2026-01-28: I really wish LLMs could count properly!

For the last 10 days I've been fixing minor quirks in Humbug as they arise, but I've really been focused on AIFPL. I'm even more excited about it than before, but the inability of LLMs to count symbols correctly is a little challenging.

AIFPL - compiler edition

One of the more interesting developments just over a week ago was builing a simple compiler and bytecode VM for AIFPL. I got a simple 1-pass compiler running in about 4 days, and passing all my regression tests at the time. The results were impressive! The bytecode version, on average runs 12x faster than the interpreter on a benchmark test that Claude threw together for me. Importantly, it also compiled really fast, so even compiling and running a program once was often only slightly slower (about 10-20%) than just interpreting. That meant it was a good candidate for interactive tool use where an AI is building and running new code.

This aspect is really important and reminds me of some thinking by Niklaus Wirth in which he removed a more efficient algorithm in an Oberon compiler because while it was faster in complex cases, it was slower in the majority of quite simple ones. AIFPL will be guided by similar thinking, at least for interactive work!

I spent the entire weekend building 2 different 2-pass compilers and then discarding both of them because they had significant design flaws. I'd not built a Lisp-like compiler before so didn't know how to challenge assumptions from the LLM. While frustrating, and burning a lot of API tokens, I learned more in 2 days than I probably would have in 2 months previously.

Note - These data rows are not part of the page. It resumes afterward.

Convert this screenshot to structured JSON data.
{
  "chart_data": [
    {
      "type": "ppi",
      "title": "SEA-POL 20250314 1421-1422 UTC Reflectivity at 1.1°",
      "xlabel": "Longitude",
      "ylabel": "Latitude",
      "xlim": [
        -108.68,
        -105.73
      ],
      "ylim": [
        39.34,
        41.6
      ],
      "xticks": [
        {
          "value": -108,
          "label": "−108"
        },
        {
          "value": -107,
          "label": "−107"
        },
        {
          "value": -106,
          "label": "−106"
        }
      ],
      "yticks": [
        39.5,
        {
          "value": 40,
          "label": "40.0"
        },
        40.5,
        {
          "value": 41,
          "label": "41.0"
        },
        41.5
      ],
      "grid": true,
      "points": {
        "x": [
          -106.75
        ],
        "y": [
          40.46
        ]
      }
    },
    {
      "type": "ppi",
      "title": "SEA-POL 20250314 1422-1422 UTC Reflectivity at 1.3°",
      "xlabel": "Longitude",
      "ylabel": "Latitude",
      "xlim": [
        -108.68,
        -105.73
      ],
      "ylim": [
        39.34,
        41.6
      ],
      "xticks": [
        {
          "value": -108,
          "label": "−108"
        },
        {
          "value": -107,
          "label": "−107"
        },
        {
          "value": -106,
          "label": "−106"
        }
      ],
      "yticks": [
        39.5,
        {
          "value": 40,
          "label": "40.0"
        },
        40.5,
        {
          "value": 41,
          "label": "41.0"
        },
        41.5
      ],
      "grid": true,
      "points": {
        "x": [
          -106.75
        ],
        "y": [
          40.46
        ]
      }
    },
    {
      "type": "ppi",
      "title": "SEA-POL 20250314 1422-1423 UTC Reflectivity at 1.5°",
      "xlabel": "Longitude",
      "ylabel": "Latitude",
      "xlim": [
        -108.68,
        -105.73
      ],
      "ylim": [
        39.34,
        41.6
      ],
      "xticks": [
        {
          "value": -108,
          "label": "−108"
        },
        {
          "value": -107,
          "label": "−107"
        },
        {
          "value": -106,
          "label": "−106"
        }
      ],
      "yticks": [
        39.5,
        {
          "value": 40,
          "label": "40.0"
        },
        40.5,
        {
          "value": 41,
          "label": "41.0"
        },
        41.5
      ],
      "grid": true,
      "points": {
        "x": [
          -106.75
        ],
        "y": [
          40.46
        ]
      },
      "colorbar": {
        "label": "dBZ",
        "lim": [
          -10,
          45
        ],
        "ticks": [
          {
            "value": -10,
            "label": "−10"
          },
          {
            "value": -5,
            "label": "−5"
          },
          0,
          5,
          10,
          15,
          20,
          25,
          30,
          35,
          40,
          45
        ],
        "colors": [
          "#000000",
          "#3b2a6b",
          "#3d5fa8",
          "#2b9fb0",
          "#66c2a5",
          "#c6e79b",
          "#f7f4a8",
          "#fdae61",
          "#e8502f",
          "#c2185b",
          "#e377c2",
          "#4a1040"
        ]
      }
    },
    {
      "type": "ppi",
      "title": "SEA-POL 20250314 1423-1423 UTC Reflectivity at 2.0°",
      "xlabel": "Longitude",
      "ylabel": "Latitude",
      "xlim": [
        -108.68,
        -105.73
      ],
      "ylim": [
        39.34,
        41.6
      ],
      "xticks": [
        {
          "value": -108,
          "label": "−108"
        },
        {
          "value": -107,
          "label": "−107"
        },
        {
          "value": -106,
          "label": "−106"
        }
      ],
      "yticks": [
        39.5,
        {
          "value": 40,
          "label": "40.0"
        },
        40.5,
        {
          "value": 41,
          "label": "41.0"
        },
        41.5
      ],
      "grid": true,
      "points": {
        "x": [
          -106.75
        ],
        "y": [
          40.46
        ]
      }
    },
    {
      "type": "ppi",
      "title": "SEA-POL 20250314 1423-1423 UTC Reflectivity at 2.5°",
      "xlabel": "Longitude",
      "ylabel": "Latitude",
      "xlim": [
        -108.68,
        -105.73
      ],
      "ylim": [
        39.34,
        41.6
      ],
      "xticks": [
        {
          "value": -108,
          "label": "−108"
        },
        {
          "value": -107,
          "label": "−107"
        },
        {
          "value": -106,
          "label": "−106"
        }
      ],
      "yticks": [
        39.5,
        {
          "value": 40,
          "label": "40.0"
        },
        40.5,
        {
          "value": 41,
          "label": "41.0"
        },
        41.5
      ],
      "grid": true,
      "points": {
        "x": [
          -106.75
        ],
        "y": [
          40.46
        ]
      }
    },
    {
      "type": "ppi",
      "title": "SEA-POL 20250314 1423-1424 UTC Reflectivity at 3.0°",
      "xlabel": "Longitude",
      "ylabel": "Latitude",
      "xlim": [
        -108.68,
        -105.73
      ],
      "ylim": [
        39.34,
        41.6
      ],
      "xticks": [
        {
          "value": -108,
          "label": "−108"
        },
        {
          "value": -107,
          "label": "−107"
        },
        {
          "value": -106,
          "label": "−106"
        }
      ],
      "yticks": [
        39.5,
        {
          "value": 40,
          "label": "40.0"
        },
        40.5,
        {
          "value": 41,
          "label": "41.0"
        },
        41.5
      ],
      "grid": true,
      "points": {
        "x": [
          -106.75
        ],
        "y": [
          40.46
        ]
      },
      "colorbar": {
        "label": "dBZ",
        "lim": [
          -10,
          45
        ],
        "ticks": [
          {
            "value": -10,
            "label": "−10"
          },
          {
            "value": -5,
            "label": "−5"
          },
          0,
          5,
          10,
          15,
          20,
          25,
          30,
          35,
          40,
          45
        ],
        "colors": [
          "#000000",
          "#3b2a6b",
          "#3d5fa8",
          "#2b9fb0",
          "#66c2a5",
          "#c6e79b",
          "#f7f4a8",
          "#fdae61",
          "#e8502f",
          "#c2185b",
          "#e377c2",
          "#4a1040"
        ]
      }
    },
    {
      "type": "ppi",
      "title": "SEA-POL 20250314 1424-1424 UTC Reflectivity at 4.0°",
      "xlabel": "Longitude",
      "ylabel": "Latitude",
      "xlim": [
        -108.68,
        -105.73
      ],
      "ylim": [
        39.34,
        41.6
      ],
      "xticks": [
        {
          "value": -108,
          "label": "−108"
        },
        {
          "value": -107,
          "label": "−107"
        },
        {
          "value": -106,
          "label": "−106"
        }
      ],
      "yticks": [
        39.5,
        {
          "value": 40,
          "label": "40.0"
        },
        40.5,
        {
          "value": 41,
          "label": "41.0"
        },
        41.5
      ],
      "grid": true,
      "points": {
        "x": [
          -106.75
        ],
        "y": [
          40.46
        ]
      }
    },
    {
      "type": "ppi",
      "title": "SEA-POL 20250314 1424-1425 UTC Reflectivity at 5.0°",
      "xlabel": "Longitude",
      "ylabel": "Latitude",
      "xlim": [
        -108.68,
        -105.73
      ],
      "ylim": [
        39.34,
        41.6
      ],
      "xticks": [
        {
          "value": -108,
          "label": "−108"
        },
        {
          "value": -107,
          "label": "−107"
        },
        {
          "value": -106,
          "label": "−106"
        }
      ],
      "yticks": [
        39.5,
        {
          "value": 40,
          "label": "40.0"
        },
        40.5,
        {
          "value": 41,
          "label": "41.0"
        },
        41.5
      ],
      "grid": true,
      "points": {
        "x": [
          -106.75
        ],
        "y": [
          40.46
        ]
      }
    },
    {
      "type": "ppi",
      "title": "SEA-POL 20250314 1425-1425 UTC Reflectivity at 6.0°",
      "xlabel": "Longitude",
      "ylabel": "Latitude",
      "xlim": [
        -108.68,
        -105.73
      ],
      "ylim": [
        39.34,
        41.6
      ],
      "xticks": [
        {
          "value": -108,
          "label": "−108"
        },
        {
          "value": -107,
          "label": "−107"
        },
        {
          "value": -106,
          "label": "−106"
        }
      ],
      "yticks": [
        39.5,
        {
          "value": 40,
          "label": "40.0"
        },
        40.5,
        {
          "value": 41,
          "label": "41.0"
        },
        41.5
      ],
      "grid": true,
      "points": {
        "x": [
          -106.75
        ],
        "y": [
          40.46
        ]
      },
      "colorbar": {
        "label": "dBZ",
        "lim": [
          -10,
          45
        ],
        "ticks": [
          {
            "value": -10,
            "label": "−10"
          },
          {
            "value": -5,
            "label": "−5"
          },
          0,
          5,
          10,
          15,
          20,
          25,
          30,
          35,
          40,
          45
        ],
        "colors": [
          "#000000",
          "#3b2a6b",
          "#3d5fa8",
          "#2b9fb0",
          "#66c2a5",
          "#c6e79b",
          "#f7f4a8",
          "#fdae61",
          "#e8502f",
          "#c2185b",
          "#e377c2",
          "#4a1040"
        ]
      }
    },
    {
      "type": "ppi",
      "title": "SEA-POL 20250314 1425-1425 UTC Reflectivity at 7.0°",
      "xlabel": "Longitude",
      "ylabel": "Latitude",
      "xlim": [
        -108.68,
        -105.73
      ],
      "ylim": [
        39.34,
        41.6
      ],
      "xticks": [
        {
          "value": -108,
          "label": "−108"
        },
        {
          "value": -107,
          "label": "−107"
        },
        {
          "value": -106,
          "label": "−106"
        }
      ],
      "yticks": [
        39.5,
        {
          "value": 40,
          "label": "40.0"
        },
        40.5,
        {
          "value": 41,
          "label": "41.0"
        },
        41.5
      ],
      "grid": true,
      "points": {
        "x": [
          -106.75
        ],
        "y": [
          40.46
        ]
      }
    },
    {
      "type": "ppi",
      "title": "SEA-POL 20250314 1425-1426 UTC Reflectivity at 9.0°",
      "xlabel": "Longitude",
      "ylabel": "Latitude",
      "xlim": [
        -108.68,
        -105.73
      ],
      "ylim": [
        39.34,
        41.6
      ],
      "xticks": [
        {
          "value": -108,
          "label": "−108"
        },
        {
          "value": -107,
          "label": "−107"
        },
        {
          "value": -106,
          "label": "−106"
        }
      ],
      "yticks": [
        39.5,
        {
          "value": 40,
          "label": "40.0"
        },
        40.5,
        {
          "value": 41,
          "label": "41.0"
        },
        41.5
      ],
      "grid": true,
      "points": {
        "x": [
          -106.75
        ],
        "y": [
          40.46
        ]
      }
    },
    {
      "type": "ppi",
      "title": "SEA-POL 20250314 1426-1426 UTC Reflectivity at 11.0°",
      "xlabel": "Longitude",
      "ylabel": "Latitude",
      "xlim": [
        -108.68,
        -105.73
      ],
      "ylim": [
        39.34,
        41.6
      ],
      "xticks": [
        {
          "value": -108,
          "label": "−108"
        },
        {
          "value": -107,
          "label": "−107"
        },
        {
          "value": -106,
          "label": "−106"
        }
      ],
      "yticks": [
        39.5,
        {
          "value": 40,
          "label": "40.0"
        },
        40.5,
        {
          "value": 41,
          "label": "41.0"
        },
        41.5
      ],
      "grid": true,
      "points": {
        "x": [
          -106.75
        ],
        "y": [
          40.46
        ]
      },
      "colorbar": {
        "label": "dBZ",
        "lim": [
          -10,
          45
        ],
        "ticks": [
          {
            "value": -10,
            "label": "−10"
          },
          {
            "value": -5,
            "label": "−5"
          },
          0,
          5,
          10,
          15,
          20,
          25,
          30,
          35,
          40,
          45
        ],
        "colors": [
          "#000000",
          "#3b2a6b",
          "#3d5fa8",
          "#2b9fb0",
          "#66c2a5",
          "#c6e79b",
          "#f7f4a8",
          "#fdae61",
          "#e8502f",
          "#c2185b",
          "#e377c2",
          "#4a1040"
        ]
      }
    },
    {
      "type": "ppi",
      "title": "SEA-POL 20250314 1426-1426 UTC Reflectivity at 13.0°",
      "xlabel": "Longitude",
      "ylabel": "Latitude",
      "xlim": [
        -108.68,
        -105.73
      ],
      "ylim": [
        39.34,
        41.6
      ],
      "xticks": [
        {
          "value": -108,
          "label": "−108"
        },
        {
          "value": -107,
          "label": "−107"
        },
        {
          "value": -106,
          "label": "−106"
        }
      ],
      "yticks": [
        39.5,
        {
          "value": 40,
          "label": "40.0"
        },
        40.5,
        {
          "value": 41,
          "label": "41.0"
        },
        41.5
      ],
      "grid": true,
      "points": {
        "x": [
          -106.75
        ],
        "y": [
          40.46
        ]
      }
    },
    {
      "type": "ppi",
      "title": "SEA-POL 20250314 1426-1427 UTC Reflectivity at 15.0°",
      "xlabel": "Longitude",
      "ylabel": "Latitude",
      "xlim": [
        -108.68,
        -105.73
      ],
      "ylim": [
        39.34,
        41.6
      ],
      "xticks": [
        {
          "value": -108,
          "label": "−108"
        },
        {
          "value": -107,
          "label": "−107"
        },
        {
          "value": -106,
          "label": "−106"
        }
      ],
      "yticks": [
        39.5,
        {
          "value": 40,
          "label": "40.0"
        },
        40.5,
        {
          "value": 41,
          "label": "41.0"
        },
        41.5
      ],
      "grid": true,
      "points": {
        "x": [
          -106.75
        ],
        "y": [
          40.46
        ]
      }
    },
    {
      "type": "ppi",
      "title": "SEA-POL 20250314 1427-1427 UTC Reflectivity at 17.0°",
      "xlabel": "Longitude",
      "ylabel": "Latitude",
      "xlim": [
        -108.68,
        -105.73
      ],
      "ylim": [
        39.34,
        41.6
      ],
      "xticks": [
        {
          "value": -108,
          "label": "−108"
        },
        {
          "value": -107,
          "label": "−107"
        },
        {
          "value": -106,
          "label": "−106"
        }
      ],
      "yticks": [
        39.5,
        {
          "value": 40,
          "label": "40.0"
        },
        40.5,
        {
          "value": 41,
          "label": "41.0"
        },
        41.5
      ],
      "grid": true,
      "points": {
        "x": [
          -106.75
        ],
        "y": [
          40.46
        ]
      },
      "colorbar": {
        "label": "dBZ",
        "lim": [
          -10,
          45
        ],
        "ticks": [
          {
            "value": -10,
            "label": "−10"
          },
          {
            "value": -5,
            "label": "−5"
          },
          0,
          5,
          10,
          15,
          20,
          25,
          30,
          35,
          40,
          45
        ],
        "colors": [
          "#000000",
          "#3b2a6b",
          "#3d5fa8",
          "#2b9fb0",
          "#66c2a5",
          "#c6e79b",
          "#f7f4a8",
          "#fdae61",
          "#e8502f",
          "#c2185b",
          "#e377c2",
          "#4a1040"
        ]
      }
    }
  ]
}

What did come out of this, however, was me realizing I'd misunderstood special forms slightly and I corrected both the interpreter and 1-pass compiler to correct these. That then let me simplify all the builtin functions and suddenly everything looks much more clean!

For now, at least, I'm going to keep the interpreter updated because it's a good point of reference and doesn't take a lot of maintenance work because Claude is doing most of it!

My final realization in this hackathon was that the match operator is pure syntactic sugar and could be completely eliminated by a "desugaring" pass that did a source-to-source rewrite that lowers the main AIFPL into a simplified form.

Probably safe to say this last idea came from a paper I read 30 years ago: Realistic Compilation by Program Transformation

My 1-pass compiler became a 2-pass compiler anyway, but not in the way I'd expected.

Alist rework

One other outcome from this was to realize that my previous alist special form was confusing LLMs more often than not.

Previously we'd have:

(alist ("a" 23) ("b" 25) ("c" 98))

But that means alists don't behave like lists and that's weird.

We now have a more conventional-looking, and less surprising form:

(alist (list "a" 23) (list "b" 25) (list "c" 98))

It compiles exactly the same way and isn't that much more typing.

Alists are going to be a big part of AIFPL, however, just as dictionaries are in Python!

LLMs can't count parens (again)

For the last few days I've been trying to build the core of a project planning tool. As I want AIs to help with this problem I decided to code in AIFPL (or rather, have Claude code it in AIFPL).

One important discovery is I need a module system. This project rapidly hit 1000 lines of code and doing that in one file is futile! I'd been thinking about this for a while because I want AIs to write their own tools as they solve problems, so I guess this has now bubbled up the priority list.

Oddly, alists may play an important role in this module system! More to come...

The major problem, however, is finding LLMs can't debug the closing parens for Lispy code. They can't work out how many closing parens they're looking at when they come to debug code, if they didn't one-shot working code.

I thought I might simply be able to fix this by improving the AIFPL parser errors. The new errors use line and column numbers and provide more code context. Worked wonders for me debugging problems, but not so much for Claude.

My theory is LLMs are really bad at working backwards from where they're told the problem has been found to where the problem actually occured. I think I need to experiment more with the tool error messages!

What I did also realize was that debugging this stuff is quite tricky, even with a good editor that matches parens. Claude suggested we build a tool that can analyze expression depth. I suggested we annotate where special forms close out, add line numbers, and add some colour.

The tool took about an hour to build and is in tools/aifpl-cheker. This seems very promising, although it will need more work. I'm thinking it needs to be bolted into Humbug's UI and tools somewhere too.